The MHS800L Main LTE antenna is on the side opposite of the USB jack. It is a PIFA (planar inverted F-antenna). I assume this antenna is multi-band, covering 700/1700/2100 MHz.
The MHS800L Secondary LTE antenna is on the USB jack side. It is also a PIFA.
The MHS800L Wifi 2.4GHz antenna is also on the USB jack side diagonally across from the display (top left corner of MiFi as viewed from the display side). It is much smaller than the other two LTE antennas, since you won’t be very far from the MiFi as compared to the cellular tower.
LTE Occupied Bandwidth
We will use the Verizon FD-LTE (paired spectrum) Band 13c for this discussion. Verizon is allocated 777 MHz to 787 MHz for device transmit in LTE band 13c, and 746-756 MHz for tower transmit.
When the FD-LTE device is in “5 MHz” mode it is keeping 99% of its power within less than +/- 2.5 MHz from channel center. Actual FD-LTE measurements are about 4.5 MHz occupied bandwidth for a 5 MHz channel. So an FD-LTE Block 13c device transmitting at center frequency 782 MHz will have 99% of its power between 779.75 MHz and 784.25 MHz.
An FD-LTE device in 10 MHz mode keeps 99% of its power within less than +/- 5MHz of channel center. So a Verizon band 13c device operating at 10MHz bandwidth must only use 782 MHz center frequency.
Analogous arguments hold for devices operating in the AWS-1 spectrum (LTE band 4), except that bandwidths up to 20 MHz are allowed. Verizon does not have exclusive use of this spectrum, T-Mobile and others also use slices of this AWS-1 spectrum in AWS-1 blocks A-F. Verizon’s AWS-1 blocks vary by market.
While the MHS800L does not have Band 2, Verizon is deploying Band 2 in dense urban areas, and higher-end MiFi devices can use Band 2, so I include it in the table below. I did not include the 2G/3G frequencies that smartphones and higher-end MiFi can use–these frequencies are also going to be morphed into 4G/5G use in coming years.

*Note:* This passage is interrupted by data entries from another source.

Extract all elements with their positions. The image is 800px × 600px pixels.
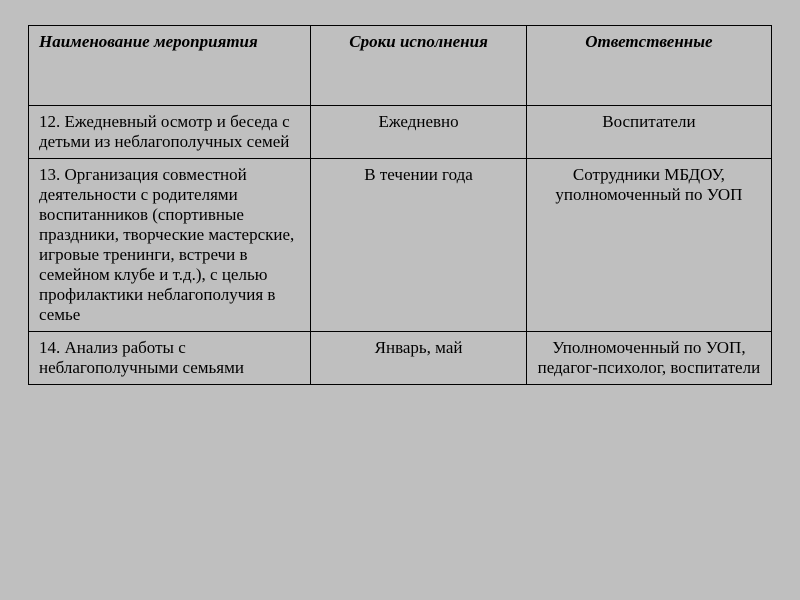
cell-name: 12. Ежедневный осмотр и беседа с детьми … [29, 106, 311, 159]
cell-name: 13. Организация совместной деятельности … [29, 159, 311, 332]
column-header-responsible: Ответственные [526, 26, 771, 106]
table-row: 13. Организация совместной деятельности … [29, 159, 772, 332]
table-row: 14. Анализ работы с неблагополучными сем… [29, 332, 772, 385]
cell-deadline: В течении года [311, 159, 526, 332]
cell-name: 14. Анализ работы с неблагополучными сем… [29, 332, 311, 385]
cell-deadline: Январь, май [311, 332, 526, 385]
activities-table: Наименование мероприятия Сроки исполнени… [28, 25, 772, 385]
cell-responsible: Уполномоченный по УОП, педагог-психолог,… [526, 332, 771, 385]
cell-responsible: Воспитатели [526, 106, 771, 159]
cell-responsible: Сотрудники МБДОУ, уполномоченный по УОП [526, 159, 771, 332]
column-header-name: Наименование мероприятия [29, 26, 311, 106]
column-header-deadline: Сроки исполнения [311, 26, 526, 106]
header-row: Наименование мероприятия Сроки исполнени… [29, 26, 772, 106]
table-row: 12. Ежедневный осмотр и беседа с детьми … [29, 106, 772, 159]
cell-deadline: Ежедневно [311, 106, 526, 159]
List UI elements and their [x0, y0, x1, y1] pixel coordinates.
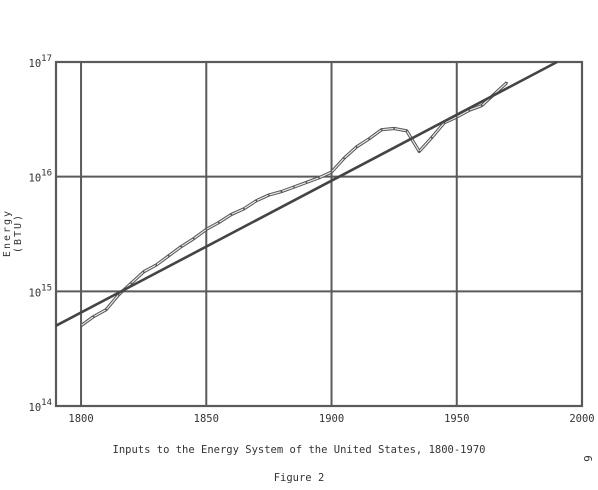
data-point	[305, 181, 308, 184]
data-point	[130, 282, 133, 285]
x-tick-label: 1950	[444, 413, 469, 425]
data-point	[418, 150, 421, 153]
data-point	[343, 157, 345, 160]
grid	[54, 60, 584, 408]
data-point	[142, 270, 145, 273]
data-point	[430, 136, 433, 139]
y-tick-label: 1014	[29, 398, 53, 414]
data-point	[268, 194, 270, 196]
y-axis-label: Energy (BTU)	[2, 208, 24, 258]
tick-labels: 1800 1850 1900 1950 2000 1014 1015 1016 1017	[29, 54, 595, 425]
x-tick-label: 1900	[319, 413, 344, 425]
data-point	[480, 104, 483, 107]
series-layer	[55, 60, 558, 327]
data-point	[368, 137, 370, 140]
y-tick-label: 1016	[29, 169, 53, 185]
data-point	[405, 129, 408, 132]
figure-label: Figure 2	[273, 472, 325, 484]
data-point	[455, 116, 458, 118]
data-point	[80, 324, 82, 327]
observed-line-outer	[80, 81, 508, 327]
y-tick-label: 1017	[29, 54, 53, 70]
data-point	[255, 199, 258, 202]
plot-frame	[54, 60, 584, 408]
x-tick-label: 1800	[68, 413, 93, 425]
data-point	[217, 221, 220, 224]
data-point	[293, 186, 295, 188]
trend-line	[55, 60, 558, 327]
data-point	[380, 128, 383, 131]
x-tick-label: 1850	[194, 413, 219, 425]
data-point	[318, 176, 320, 179]
data-point	[505, 81, 508, 84]
chart-title: Inputs to the Energy System of the Unite…	[112, 444, 486, 456]
x-tick-label: 2000	[569, 413, 594, 425]
page-number: 6	[580, 455, 594, 462]
observed-line-inner	[80, 82, 508, 327]
data-point	[230, 213, 233, 216]
data-point	[155, 264, 158, 266]
data-point	[180, 245, 183, 248]
data-point	[92, 315, 95, 318]
data-point	[167, 254, 170, 257]
data-point	[105, 308, 107, 311]
data-point	[192, 237, 195, 240]
data-point	[355, 145, 358, 148]
data-point	[330, 171, 333, 173]
data-point	[280, 190, 283, 193]
data-point	[205, 228, 208, 231]
data-point	[242, 207, 245, 210]
data-point	[393, 127, 396, 130]
y-tick-label: 1015	[29, 283, 53, 299]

The EIRP in the table is for the MHS800L MiFi hotspot; portable LTE devices are allowed up to 3 Watts transmit power, within SAR limits.
The MHS800L is ONLY capable of LTE band 13c and 4, and will not fallback to 3G like more expensive MiFi devices! You should be aware of this if you are a heavy MiFi user (including RVers), you may want a MiFi that will use the 800MHz and PCS 3G networks as well as global 3G. The Novatel 6620L is an example of a device with LTE bands 13, 4 and 2 as well as 3G, and it has dual-band (2.4/5 GHz) Wifi. Using a 2.4 GHz-only hotspot such as the Ellipsis MHS800L in an RF cluttered environment (office, hotel, train, RV park) can lead to poor data throughput regardless of signal strength.
|LTE Band||Device transmit (MHz)||Tower transmit (MHz)||MHS800L Device (dBm)|
I found the Verizon Ellipsis Jetpack MHS800L to be useful for my few time a year MiFi needs in rural areas. I would assume that typically I was using LTE Band 13c, since I was in rural locations. I haven’t discovered any way to tell which LTE band the MHS800L is currently using. The MHS800L does tell you RSSI, SINR, and signal bars via a jQuery interface, so I created a Python program to log LTE RSSI SINR and signal bars and plot them. It would be quite useful using an external GPS logger.
I put the battery-powered MiFi high in a window and haven’t found a need for external antenna, although of course an external antenna can greatly improve weak LTE signal situations. Even though the MiFi WiFi transmit power is more than 10 dB lower (less than 10%) of a typical WiFi access point, the MiFi pumps out enough WiFi signal to be reachable in the next room or two on the same or adjacent floors of a typical home. I put the MiFi a few feet from a good WiFi access point and via InSSIDer on my phone, the MiFi was of expected signal strength–several dB weaker than the good WiFi AP, so the far corners of the house may not be covered from a central MiFi location, but it’s very usable for general cases.
If you are more than a few time a year casual user (I use the MHS800L as a backup to my main LTE device) you should consider a higher-end MiFi device such as the Novatel 6620L that has dual-band WiFi (use 5GHz WiFi for best throughput) and the global/3G bands along with Band 2 LTE.